Was bringt Dich auf die Idee, die unter 7. wiedergegebene Dialektfärbung wolle oder solle Kölsch sin?

Wat jit et do ze meckere?

Abgesehen von der contradictio in adiectu natürlich…

Den von Dir besonders laut angeprangerten schmurgelnden Kaffee kennst Du akustisch noch sehr gut aus den Jahrzehnten, als Kaffeemaschinen erhitztes Wasser duch Dampfdruck angehoben durch eine Papierfiltertüte mit gemahlenem Kaffee drin laufen ließen. Das Geräusch machte freilich nicht der Kaffee, sondern die Kaffeemaschine, deren Schalter nur die Positionen Null und Eins kannte, und die Stellung Eins hielt nicht nur die Warmhalteplatte für die Kaffeekanne heiß, sondern auch die ganze Erhitzungs- und Dampfdruckapparatur, so dass die Maschine in unregelmäßigen Abständen, wenn wieder ein bisselchen Wasser im Tank zusammengelaufen war, ein gurgelndes Geräusch machte, das es so nur bei Kaffeemaschinen gab. Dieses Geräusch lautmalerisch als Schmurgeln zu beschreiben, kommt ihm recht gut nahe.
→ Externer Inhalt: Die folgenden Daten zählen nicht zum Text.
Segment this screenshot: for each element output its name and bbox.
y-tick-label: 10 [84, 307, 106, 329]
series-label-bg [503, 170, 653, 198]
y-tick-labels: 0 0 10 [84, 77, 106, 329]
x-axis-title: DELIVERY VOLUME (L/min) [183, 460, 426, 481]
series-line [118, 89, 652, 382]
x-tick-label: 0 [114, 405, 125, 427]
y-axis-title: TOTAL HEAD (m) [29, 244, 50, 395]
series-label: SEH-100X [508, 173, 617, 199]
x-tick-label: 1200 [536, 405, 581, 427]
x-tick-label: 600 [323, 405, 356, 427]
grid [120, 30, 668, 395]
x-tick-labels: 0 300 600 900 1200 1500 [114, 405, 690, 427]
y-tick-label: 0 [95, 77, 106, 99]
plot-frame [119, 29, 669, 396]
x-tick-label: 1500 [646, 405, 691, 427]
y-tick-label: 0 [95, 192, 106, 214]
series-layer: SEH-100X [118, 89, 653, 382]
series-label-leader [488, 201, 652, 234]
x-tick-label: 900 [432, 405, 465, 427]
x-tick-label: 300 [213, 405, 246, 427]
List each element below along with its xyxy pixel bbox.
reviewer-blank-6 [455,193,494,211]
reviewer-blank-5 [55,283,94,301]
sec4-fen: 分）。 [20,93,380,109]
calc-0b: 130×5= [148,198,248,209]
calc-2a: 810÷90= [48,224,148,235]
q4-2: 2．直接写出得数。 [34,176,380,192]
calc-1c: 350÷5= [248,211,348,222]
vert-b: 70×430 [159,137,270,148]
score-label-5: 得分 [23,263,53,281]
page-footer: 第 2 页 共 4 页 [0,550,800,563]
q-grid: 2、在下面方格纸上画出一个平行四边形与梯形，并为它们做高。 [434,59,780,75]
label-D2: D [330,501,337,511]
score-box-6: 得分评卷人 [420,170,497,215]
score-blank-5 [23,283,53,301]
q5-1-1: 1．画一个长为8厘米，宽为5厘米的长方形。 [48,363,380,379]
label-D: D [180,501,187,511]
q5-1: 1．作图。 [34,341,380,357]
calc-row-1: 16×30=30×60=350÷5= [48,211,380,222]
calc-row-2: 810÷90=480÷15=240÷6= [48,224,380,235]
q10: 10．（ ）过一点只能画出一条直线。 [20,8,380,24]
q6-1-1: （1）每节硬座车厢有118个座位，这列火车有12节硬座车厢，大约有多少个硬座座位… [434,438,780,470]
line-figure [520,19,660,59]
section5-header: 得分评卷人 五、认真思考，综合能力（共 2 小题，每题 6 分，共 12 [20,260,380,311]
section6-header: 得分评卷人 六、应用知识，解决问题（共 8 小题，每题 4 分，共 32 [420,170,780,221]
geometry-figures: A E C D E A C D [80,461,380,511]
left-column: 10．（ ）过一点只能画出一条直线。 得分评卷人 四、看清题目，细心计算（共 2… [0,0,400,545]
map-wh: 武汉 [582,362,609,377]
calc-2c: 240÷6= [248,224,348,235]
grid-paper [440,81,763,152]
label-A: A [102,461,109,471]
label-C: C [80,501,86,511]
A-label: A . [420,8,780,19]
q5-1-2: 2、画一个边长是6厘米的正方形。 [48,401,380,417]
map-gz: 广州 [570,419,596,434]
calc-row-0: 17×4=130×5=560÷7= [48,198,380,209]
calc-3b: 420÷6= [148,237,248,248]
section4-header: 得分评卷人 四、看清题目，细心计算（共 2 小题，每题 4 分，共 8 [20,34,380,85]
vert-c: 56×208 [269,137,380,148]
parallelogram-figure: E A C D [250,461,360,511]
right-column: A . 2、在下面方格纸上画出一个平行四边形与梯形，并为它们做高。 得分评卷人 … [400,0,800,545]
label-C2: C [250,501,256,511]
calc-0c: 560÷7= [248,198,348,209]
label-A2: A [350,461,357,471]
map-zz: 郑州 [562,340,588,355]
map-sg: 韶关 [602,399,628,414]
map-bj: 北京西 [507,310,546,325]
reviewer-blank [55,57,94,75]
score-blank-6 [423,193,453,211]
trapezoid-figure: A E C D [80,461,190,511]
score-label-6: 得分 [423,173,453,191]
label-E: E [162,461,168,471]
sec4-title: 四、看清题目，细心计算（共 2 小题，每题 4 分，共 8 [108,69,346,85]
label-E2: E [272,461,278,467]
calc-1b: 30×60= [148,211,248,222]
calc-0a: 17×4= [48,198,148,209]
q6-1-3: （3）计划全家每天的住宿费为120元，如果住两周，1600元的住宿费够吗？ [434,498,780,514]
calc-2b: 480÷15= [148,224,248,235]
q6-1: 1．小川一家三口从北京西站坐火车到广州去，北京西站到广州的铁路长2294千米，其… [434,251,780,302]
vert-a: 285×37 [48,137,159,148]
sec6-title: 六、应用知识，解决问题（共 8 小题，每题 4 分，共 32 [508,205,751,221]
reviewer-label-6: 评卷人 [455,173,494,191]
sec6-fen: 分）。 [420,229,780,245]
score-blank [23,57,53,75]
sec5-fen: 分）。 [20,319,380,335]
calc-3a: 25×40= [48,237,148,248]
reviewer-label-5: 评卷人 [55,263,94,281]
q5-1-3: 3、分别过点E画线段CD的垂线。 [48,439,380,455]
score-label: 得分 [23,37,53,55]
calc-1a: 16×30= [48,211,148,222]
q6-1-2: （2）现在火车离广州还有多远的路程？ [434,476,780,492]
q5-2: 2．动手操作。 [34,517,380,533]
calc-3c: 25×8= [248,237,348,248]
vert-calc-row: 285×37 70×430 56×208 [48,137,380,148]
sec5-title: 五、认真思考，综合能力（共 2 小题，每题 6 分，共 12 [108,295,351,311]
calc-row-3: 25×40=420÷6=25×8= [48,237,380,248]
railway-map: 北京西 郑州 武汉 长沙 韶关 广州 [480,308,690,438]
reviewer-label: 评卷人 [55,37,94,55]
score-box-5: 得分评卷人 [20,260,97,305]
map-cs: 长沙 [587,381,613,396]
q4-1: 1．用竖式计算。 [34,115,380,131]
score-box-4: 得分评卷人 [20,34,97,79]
Vermutlich denkst Du an Witwe Boltes Hähnchen in der Pfanne, aber schmurgeln muss nicht zwingend mit Fett verbunden sein, es kann auch alles andere im Spiel sein, was flüssig ist. Bei unserer Vogesentour in der zweiten Septemberhälfte werden wir unter anderem an einer Chaume (ungefähr gleich Alpe) Quartier nehmen, die wegen der vielen Quellen auf der Hochweide „Chaume de Schmargult“ etwa gleich „Schmurgelalpe“ heißt…

Dass Platanenäste menschlichen Armen mit Händen und Fingern am Ende sehr ähnlich sehen können, ist Dir sicherlich auch schon aufgefallen.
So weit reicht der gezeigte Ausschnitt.